Migration of windows between displays

Perry Lorier perry at coders.net
Fri Nov 12 01:59:15 EET 2004

Phil Blundell wrote:

>On Fri, 2004-11-12 at 10:19 +1300, Perry Lorier wrote:
>>What kind of security is necessary?  If not everyone who has permission 
>>to access the display doesn't have the necessary permission to ask an 
>>application to move displays, who does?  Is strong crypto necessary (can 
>>the wire be sniffed/MiTM?) or even usable? (do IPaq's have enough 
>>processing power to not introduce heaps of latency when moving large 
>>numbers of windows around?) is a simple cookie instead appropriate?
>When I implemented this stuff for GPE, I had it use a public-key
>signature mechanism for authentication.  I don't remember all the
>details offhand, but the gist was that each "please migrate yourself to
>display <x>" request was signed with a private key, and the target
>application would verify the signature against a set of trusted public
>keys before acting on the message.  
I presume what you implemented is covered by this message here:

This specification will interoperate with mine, as I ignore everything 
after the first space as "for extensions purposes", your standard has 
the security data after the first space which I'd ignore.  A request 
from a client of my spec will be ignored by your high security apps, and 
all is fine in the world.

Your specification also has a success/failure reason notification, which 
I've left out of my specification (mostly because I don't understand the 
implications, and it appears to be something you could add to the 
standard later without breaking any applications).

If you absolutely need security, I'd suggest doing something based more 
on the display authentication system.  Display authentication has 
systems already set up for public key, magic cookies, des, or kerberos 
so you can be smarter about how things are authenticated.

Although I'm pretty naive about these things, I agree with Avery.  If 
you want security then doing it within the change display protocol is 
the wrong level of abstraction.  People can already sniff or synthesize 
events or do other nasty things.

>Both sets of keys are typically
>stored in files in $HOME.  So, in the simplest case, where the
>requesting application and the target application are both running in
>the same session, you get to manipulate your own applications without
>having to do any special setup and without anybody else being able to
>mess with them.
That seems simple enough.  Is the xauth protocol(s) complicated enough 
to be able to shoehorn this in so that things like ssh will 
automatically copy keys for you?

>The code is in the GPE CVS tree if you want to look it over.  "teleport"
>is the requestor application, and "libdisplaymigration" is the receiving
>end.  Ultimately, you'd want to merge libdisplaymigration into GTK
>itself, so that applications didn't need to take any special measures in
>order to be migratable.
Right, I've done something like this already with gtk.

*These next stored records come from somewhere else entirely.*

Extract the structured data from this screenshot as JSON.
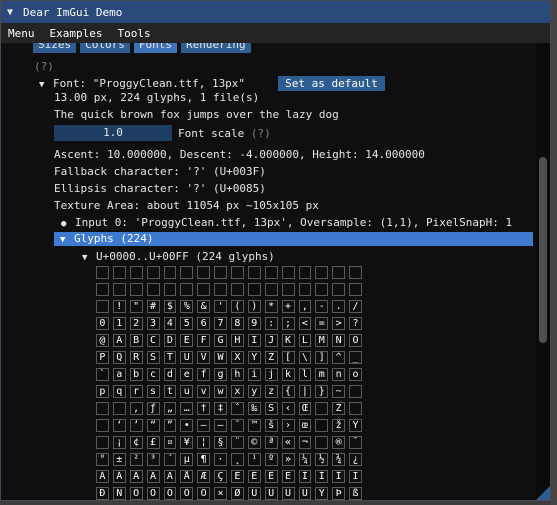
{
  "window": {
    "title": "Dear ImGui Demo"
  },
  "menubar": {
    "items": [
      "Menu",
      "Examples",
      "Tools"
    ]
  },
  "tabs": [
    {
      "label": "Sizes",
      "active": false
    },
    {
      "label": "Colors",
      "active": false
    },
    {
      "label": "Fonts",
      "active": true
    },
    {
      "label": "Rendering",
      "active": false
    }
  ],
  "help_marker": "(?)",
  "font": {
    "tree_label": "Font: \"ProggyClean.ttf, 13px\"",
    "set_default_label": "Set as default",
    "summary": "13.00 px, 224 glyphs, 1 file(s)",
    "sample_text": "The quick brown fox jumps over the lazy dog",
    "scale_value": "1.0",
    "scale_label": "Font scale",
    "metrics": "Ascent: 10.000000, Descent: -4.000000, Height: 14.000000",
    "fallback": "Fallback character: '?' (U+003F)",
    "ellipsis": "Ellipsis character: '?' (U+0085)",
    "texture": "Texture Area: about 11054 px ~105x105 px",
    "input": "Input 0: 'ProggyClean.ttf, 13px', Oversample: (1,1), PixelSnapH: 1",
    "glyphs_header": "Glyphs (224)",
    "range_label": "U+0000..U+00FF (224 glyphs)"
  },
  "glyph_rows": [
    [
      "",
      "",
      "",
      "",
      "",
      "",
      "",
      "",
      "",
      "",
      "",
      "",
      "",
      "",
      "",
      ""
    ],
    [
      "",
      "",
      "",
      "",
      "",
      "",
      "",
      "",
      "",
      "",
      "",
      "",
      "",
      "",
      "",
      ""
    ],
    [
      "",
      "!",
      "\"",
      "#",
      "$",
      "%",
      "&",
      "'",
      "(",
      ")",
      "*",
      "+",
      ",",
      "-",
      ".",
      "/"
    ],
    [
      "0",
      "1",
      "2",
      "3",
      "4",
      "5",
      "6",
      "7",
      "8",
      "9",
      ":",
      ";",
      "<",
      "=",
      ">",
      "?"
    ],
    [
      "@",
      "A",
      "B",
      "C",
      "D",
      "E",
      "F",
      "G",
      "H",
      "I",
      "J",
      "K",
      "L",
      "M",
      "N",
      "O"
    ],
    [
      "P",
      "Q",
      "R",
      "S",
      "T",
      "U",
      "V",
      "W",
      "X",
      "Y",
      "Z",
      "[",
      "\\",
      "]",
      "^",
      "_"
    ],
    [
      "`",
      "a",
      "b",
      "c",
      "d",
      "e",
      "f",
      "g",
      "h",
      "i",
      "j",
      "k",
      "l",
      "m",
      "n",
      "o"
    ],
    [
      "p",
      "q",
      "r",
      "s",
      "t",
      "u",
      "v",
      "w",
      "x",
      "y",
      "z",
      "{",
      "|",
      "}",
      "~",
      ""
    ],
    [
      "",
      "",
      "‚",
      "ƒ",
      "„",
      "…",
      "†",
      "‡",
      "ˆ",
      "‰",
      "Š",
      "‹",
      "Œ",
      "",
      "Ž",
      ""
    ],
    [
      "",
      "‘",
      "’",
      "“",
      "”",
      "•",
      "–",
      "—",
      "˜",
      "™",
      "š",
      "›",
      "œ",
      "",
      "ž",
      "Ÿ"
    ],
    [
      "",
      "¡",
      "¢",
      "£",
      "¤",
      "¥",
      "¦",
      "§",
      "¨",
      "©",
      "ª",
      "«",
      "¬",
      "",
      "®",
      "¯"
    ],
    [
      "°",
      "±",
      "²",
      "³",
      "´",
      "µ",
      "¶",
      "·",
      "¸",
      "¹",
      "º",
      "»",
      "¼",
      "½",
      "¾",
      "¿"
    ],
    [
      "À",
      "Á",
      "Â",
      "Ã",
      "Ä",
      "Å",
      "Æ",
      "Ç",
      "È",
      "É",
      "Ê",
      "Ë",
      "Ì",
      "Í",
      "Î",
      "Ï"
    ],
    [
      "Ð",
      "Ñ",
      "Ò",
      "Ó",
      "Ô",
      "Õ",
      "Ö",
      "×",
      "Ø",
      "Ù",
      "Ú",
      "Û",
      "Ü",
      "Ý",
      "Þ",
      "ß"
    ]
  ],
  "colors": {
    "title_bg": "#294a7a",
    "header_selected": "#3e7ad0",
    "button": "#2e5d92",
    "window_bg": "#0f0f11"
  }
}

>iPAQs generally have between 200MIPS and 400MIPS of computing power,
>which is plenty for this kind of thing.  We're only talking about
>encrypting and decrypting a few tens of bytes for each migration
Heh, I'm used to using soekris boxes at my work which are embedded 486 
machines, sshing into them sometimes has quite a bit of latency while 
they are busy setting up the encryption parameters.